In such an attempt, **BikeIndia** aspires to understand the demand for shared bikes among the people after this ongoing quarantine situation ends across the nation due to Covid-19. They have planned this to prepare themselves to cater to the people's needs once the situation gets better all around and stand out from other service providers and make huge profits.

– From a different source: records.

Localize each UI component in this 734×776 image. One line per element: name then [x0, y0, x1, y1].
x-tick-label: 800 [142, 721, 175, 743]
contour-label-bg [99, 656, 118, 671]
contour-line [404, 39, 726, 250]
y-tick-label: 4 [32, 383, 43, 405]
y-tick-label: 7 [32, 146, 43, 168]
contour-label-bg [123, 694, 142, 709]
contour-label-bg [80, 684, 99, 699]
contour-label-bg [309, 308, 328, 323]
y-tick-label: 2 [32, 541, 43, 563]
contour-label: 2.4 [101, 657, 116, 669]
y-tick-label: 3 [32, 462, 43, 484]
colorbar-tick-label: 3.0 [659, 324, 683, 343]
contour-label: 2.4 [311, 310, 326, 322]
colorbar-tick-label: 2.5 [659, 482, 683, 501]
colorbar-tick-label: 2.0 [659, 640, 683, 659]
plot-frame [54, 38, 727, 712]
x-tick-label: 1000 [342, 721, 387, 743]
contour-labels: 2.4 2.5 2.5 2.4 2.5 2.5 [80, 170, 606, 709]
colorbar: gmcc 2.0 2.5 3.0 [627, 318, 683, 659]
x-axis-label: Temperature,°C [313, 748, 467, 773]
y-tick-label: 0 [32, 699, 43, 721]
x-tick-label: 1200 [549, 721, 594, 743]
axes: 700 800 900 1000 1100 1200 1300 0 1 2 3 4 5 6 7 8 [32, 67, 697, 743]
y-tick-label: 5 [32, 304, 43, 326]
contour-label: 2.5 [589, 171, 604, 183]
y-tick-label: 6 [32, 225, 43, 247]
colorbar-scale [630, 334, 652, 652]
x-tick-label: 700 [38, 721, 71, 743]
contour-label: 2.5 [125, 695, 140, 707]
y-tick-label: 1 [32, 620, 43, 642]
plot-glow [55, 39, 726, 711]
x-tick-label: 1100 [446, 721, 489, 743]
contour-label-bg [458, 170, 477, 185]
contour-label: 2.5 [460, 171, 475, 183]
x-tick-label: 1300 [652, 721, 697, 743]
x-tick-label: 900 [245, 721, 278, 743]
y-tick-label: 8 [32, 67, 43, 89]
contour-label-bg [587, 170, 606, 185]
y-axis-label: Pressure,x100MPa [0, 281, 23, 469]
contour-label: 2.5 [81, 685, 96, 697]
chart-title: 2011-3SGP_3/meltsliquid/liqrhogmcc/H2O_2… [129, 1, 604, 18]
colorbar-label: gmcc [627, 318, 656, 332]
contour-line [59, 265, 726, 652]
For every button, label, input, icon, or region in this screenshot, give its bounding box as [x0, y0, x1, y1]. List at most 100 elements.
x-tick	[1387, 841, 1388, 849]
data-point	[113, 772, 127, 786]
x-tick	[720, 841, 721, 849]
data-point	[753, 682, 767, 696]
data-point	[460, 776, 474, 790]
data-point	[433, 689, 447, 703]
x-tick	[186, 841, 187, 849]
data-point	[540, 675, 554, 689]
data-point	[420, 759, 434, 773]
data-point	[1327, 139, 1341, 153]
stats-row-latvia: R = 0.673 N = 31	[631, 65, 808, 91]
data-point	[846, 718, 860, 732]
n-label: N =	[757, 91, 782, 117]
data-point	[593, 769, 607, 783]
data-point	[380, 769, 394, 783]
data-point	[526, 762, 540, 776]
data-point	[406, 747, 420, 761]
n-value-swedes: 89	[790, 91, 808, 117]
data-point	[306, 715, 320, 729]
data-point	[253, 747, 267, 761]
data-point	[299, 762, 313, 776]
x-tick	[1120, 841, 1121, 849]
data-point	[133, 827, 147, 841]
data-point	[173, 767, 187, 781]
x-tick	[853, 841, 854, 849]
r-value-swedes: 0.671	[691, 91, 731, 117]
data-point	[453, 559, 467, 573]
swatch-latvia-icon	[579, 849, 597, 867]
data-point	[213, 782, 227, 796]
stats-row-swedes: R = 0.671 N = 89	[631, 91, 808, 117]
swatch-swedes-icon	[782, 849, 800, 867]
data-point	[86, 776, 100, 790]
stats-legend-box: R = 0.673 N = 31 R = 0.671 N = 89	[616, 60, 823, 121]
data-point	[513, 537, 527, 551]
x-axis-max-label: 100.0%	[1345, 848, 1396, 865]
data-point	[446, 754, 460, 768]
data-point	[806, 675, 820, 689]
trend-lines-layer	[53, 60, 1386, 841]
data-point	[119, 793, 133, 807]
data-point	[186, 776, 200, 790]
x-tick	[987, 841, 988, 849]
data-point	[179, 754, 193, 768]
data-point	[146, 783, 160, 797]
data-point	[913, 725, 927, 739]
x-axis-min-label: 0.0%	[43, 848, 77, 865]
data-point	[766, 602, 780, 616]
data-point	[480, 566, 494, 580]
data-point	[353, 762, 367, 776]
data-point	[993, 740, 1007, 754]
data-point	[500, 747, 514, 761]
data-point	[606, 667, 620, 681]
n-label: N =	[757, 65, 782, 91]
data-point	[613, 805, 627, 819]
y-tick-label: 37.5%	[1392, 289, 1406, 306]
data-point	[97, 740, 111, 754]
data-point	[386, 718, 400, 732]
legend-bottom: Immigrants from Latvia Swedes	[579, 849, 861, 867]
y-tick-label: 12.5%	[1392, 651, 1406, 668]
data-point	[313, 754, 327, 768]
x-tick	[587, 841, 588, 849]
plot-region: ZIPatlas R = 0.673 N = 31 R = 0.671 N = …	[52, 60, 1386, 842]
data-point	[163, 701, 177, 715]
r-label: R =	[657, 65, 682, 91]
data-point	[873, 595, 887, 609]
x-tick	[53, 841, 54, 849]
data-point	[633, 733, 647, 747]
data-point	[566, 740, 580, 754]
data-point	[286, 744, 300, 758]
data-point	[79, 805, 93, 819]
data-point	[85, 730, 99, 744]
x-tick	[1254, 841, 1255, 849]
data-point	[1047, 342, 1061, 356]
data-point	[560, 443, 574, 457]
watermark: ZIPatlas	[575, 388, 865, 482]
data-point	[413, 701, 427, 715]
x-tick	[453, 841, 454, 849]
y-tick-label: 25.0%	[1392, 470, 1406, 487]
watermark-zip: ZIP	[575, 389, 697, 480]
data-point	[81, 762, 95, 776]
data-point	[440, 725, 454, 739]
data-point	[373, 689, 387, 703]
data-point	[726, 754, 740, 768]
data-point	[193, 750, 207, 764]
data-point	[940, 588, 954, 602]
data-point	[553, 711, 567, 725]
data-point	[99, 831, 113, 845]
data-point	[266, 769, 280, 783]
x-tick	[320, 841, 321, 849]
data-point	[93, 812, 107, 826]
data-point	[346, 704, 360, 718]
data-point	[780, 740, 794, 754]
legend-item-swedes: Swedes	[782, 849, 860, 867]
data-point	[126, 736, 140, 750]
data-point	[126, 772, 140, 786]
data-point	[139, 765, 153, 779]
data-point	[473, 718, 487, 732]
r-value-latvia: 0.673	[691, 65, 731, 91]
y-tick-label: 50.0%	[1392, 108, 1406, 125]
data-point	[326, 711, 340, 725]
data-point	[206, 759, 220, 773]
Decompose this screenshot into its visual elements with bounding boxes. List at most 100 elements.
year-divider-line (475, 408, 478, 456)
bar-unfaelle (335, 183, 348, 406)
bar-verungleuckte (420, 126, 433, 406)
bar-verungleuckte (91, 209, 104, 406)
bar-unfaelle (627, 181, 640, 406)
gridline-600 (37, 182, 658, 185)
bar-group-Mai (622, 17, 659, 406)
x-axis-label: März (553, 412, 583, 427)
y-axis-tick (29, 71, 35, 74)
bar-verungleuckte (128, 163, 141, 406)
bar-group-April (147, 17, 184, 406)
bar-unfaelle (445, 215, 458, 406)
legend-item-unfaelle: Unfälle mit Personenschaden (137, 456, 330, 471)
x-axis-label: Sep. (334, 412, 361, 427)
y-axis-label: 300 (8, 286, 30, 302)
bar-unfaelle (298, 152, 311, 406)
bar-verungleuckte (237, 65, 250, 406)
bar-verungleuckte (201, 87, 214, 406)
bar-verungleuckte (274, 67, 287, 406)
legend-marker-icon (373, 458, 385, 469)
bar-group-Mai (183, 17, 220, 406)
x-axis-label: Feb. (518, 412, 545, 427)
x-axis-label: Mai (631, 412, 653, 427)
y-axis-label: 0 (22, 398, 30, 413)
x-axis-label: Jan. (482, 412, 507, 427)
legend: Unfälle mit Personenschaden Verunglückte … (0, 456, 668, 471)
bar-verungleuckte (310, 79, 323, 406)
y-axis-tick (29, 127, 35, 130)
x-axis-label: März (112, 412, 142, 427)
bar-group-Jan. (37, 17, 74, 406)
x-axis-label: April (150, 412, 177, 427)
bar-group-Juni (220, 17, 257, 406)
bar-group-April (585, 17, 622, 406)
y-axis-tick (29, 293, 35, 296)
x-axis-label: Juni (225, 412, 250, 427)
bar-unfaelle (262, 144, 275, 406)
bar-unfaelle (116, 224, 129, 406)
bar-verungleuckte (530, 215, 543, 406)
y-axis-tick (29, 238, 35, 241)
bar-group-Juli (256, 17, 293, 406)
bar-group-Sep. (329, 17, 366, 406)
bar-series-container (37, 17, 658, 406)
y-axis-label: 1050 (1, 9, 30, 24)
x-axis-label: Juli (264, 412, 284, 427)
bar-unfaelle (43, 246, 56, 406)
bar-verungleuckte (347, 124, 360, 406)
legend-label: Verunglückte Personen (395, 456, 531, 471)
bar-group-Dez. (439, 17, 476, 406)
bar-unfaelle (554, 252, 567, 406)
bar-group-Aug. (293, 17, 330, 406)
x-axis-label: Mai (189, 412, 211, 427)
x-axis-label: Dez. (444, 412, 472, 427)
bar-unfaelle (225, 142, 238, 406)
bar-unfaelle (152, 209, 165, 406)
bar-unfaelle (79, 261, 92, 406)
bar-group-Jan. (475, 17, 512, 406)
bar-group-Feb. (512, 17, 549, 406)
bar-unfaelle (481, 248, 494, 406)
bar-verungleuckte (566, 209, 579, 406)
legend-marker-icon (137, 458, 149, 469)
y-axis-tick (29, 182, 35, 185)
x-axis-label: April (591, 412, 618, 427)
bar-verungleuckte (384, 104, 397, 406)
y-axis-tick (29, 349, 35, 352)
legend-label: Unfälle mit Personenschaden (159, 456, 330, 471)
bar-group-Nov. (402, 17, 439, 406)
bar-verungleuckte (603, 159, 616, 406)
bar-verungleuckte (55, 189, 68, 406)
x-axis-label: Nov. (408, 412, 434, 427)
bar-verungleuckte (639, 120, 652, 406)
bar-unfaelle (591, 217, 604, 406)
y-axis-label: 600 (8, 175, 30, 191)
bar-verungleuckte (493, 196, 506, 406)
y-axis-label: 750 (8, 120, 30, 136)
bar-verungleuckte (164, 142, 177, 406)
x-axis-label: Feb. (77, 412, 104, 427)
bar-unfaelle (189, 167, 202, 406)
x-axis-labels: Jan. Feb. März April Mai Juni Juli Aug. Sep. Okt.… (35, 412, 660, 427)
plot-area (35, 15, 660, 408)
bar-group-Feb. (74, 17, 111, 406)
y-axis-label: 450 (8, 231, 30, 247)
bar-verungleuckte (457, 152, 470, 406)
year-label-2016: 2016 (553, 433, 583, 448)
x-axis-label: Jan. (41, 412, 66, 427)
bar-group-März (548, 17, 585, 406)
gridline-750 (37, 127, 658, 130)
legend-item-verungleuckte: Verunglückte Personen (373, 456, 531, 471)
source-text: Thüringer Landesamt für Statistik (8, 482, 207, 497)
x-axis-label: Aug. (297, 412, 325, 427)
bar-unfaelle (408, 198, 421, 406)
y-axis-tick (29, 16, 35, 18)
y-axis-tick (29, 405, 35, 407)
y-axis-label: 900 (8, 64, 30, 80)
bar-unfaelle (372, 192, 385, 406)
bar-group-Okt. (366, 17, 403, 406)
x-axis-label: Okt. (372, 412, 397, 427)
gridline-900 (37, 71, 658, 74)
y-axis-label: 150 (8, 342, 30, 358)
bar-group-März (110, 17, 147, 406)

They have contracted a consulting company to understand the factors on which the demand for these shared bikes depends. Specifically, they want to understand the factors affecting the demand for these shared bikes in the American market. The company wants to know:

Which variables are significant in predicting the demand for shared bikes.
How well those variables describe the bike demands
Based on various meteorological surveys and people's styles, the service provider firm has gathered a large dataset on daily bike demands across the American market based on some factors.

#### Business Goal:

We are required to model the demand for shared bikes with the available independent variables. It will be used by the management to understand how exactly the demands vary with different features. They can accordingly manipulate the business strategy to meet the demand levels and meet the customer's expectations. Further, the model will be a good way for management to understand the demand dynamics of a new market.


---

### Data Dictionary
- **instant:** Record index.
- **dteday:** Date in `dd-mm-yyyy` format.
- **season:** Season of the year (1 = Spring, 2 = Summer, 3 = Fall, 4 = Winter).
- **yr:** Year (0 = 2018, 1 = 2019).
- **mnth:** Month of the year (1 = January, ..., 12 = December).
- **holiday:** Indicates whether the day is a holiday (1 = Holiday, 0 = Not a Holiday).
- **weekday:** Day of the week (0 = Sunday, ..., 6 = Saturday).
- **workingday:** Indicates whether the day is a working day (1 = Working Day, 0 = Weekend or Holiday).
- **weathersit:** Weather situation:
  - 1: Clear, Few clouds, Partly cloudy.
  - 2: Mist + Cloudy, Mist + Few clouds.
  - 3: Light Snow, Light Rain, Thunderstorm, Scattered clouds.
  - 4: Heavy Rain, Ice Pellets, Snow, Fog.
- **temp:** Actual temperature in Celsius (normalized in the dataset).
- **atemp:** Perceived or "feeling" temperature in Celsius.
- **hum:** Humidity percentage.
- **windspeed:** Wind speed.
- **casual:** Count of casual users renting bikes.
- **registered:** Count of registered users renting bikes.
- **cnt:** Total count of rentals (sum of `casual` and `registered`).

---


##  Reading and Understanding the Data


In [1]:
# Supress Warnings

import warnings
warnings.filterwarnings('ignore')


In [2]:
import numpy as np
import pandas as pd
import matplotlib.pyplot as plt
import seaborn as sns
from sklearn.model_selection import train_test_split
from sklearn.preprocessing import MinMaxScaler
import statsmodels.api as sm
from sklearn.feature_selection import RFE
from sklearn.linear_model import LinearRegression
from statsmodels.stats.outliers_influence import variance_inflation_factor
from sklearn.metrics import r2_score

In [3]:
bike = pd.DataFrame(pd.read_csv("day.csv"))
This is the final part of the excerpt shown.